Rast wrote:PleasingFungus wrote:Rast wrote:Snake and Spider should be refactored to be less poison-centric, and more interesting in general
This happened to Snake in, what, 0.14?
It was a step in the right direction. It's not enough.
Honestly, those branches should probably get Hive'd.
I am happy to see that our players encourage radical cuts/nerfs, but this one will probably not happen.
In contrast with Hive, all Lair subbranches have a lot more content, and have seen much more care/work applied to them. This by itself is not a really good reason to keep some feature in the game, but perhaps it's psychologically understandable. Just to be clear, I am talking about very many monsters, many of them specific to the branches, and a truckload of vaults, and special layouts.
What this thread should be about (in my opinion), is a broader topic:
what does non-linearity mean (in roguelikes, say), and is it good for Crawl?Games like Rogue or Brogue are linear, and they fare very well with that: gameplay is tight, and that's good. Nethack has branches, and already suffers from it. (I don't know whether Crawl inherited branches from Nethack or Angband or both.) Obviously, branches are cool in various regards, but I am only concerned with gameplay: branches allow you to choose between different threats and rewards. That's a strategical choice, and hopefully interesting (one check to see whether it's interesting: will player decide differently, depending on local circumstances?). The drawback is that if the two branches pose comparable threats at the outset, then doing one will make the other one much easier afterwards.

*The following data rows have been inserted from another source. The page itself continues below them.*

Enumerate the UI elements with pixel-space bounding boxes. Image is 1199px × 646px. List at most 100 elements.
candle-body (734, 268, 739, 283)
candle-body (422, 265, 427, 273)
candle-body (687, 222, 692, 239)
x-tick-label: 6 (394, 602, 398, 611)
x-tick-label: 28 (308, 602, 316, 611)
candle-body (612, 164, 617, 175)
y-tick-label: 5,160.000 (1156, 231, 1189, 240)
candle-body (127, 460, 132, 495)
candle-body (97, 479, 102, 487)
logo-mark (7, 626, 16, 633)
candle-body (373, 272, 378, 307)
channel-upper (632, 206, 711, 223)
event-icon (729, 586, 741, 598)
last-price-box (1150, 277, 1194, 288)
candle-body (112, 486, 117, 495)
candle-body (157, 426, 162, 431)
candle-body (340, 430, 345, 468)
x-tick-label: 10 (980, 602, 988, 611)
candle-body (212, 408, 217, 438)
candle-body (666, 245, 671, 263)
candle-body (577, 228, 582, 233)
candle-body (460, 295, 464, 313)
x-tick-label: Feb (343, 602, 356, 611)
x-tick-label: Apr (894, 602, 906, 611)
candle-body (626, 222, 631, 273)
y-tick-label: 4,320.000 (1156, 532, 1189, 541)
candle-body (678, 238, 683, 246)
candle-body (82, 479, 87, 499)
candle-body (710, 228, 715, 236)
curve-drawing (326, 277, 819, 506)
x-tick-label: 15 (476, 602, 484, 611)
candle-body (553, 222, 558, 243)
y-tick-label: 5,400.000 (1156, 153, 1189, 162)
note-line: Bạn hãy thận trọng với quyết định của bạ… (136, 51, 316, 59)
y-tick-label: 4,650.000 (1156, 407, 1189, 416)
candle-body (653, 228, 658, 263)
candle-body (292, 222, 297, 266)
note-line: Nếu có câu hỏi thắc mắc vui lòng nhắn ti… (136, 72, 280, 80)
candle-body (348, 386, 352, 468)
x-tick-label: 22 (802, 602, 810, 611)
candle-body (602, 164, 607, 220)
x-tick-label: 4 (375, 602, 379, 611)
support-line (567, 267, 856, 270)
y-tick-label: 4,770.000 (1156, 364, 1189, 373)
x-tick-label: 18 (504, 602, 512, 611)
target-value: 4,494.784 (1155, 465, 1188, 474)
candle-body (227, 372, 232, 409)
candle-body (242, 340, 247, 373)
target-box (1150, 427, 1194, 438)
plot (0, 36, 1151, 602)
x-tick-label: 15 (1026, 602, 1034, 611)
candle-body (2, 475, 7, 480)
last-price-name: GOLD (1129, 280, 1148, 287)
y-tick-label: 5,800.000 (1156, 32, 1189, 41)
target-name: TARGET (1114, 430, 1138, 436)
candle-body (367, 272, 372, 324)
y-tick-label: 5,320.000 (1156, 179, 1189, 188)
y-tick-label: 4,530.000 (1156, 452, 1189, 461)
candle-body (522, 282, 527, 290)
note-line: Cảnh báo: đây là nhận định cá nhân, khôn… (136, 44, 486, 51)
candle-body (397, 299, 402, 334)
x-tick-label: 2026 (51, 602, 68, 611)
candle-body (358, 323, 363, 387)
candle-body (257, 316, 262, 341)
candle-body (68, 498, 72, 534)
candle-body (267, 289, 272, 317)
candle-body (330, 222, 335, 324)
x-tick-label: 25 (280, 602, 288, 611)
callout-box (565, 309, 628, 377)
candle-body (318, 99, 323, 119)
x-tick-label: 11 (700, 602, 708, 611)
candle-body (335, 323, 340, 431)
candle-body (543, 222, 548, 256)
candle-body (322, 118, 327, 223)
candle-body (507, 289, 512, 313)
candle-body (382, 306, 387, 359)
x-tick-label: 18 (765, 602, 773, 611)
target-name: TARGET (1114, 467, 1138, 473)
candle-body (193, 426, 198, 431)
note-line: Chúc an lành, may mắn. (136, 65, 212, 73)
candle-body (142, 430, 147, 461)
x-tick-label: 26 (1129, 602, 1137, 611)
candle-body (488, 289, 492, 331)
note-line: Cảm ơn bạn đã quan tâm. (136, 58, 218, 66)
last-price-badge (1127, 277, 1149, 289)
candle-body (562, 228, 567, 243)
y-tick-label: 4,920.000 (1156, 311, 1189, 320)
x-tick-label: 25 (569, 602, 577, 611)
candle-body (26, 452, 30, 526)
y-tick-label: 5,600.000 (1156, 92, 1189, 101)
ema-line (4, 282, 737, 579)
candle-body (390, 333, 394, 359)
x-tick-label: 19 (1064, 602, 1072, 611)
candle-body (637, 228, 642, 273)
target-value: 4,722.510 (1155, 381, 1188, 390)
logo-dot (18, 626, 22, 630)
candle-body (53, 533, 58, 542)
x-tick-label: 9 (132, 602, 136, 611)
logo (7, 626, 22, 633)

The rune lock was a very mild attempt to address the worst part of that -- players postponing the most interesting threats (branch ends) as long as possible. With the lock, they now sometimes have to do a Lair subbranch end a bit earlier (I said it, the lock is really mild
). What is discussed in this thread is much more radical. If you follow that train of thought to its logical end, then you'll get: do away with the runes, offer some side branches, and let players decide when they think they're ready for Zot. (This is the Rogue plan, with the addition of optional branches and a safety vs score tension around them.)
I think that's too far a departure from what Crawl is. Runes are a decent concept, because they serve a a yardstick to progress (there are big differences between players who have "never got a rune", "collected a rune but didn't win", and "winners", for example). Also, the rune vaults often lead to interesting situations, and often death. Just on the Lair subbranches, I can see the following less radical ideas:
- Each game features one S-branch out of the four. (That's the current branch roulette, restricted to just a single branch.)
- Offer two branches as now, but players can only enter one. (If you enter one, the other is closed forever.) This sounds intriguing, but I am not sure this will often lead to interesting decisions: very often, the choice will be clear. Also, that approach forces us to always keep an eye on pretty strict loot & threat comparibility among the four branches (much more than now). Note that the runelock suffers from the same problem (often quite clear which rune to fetch) but that its primary goal was something different: to get players to fight one branch end a bit earlier than they'd do otherwise.
- Offer two branches as now, but entering one will change the other: it has the same amount of loot and xp (on average), but in a much more concentrated and dangerous form, e.g. monsters fully concentrated in more open branch ends. Again, the idea is not so much to aim for an interesting strategic choice (will still be quite clear which branch to attempt first), but to make the other branch more challenging afterwards.
Just to be sure: I want to keep all four S-branches; I would be very happy if the choice of runes is not clearcut (some posters indicate this is already the case); I am interested in discussing rule changes to make the various branches work better (i.e. don't become too shallow if tackled late). On the last point: there is some value in being able to overpower the opposition -- afer all, you've built that character for so long, and it's cool to reap the benefits and have it trivially crush the weaklings. There just shouldn't be too much of that.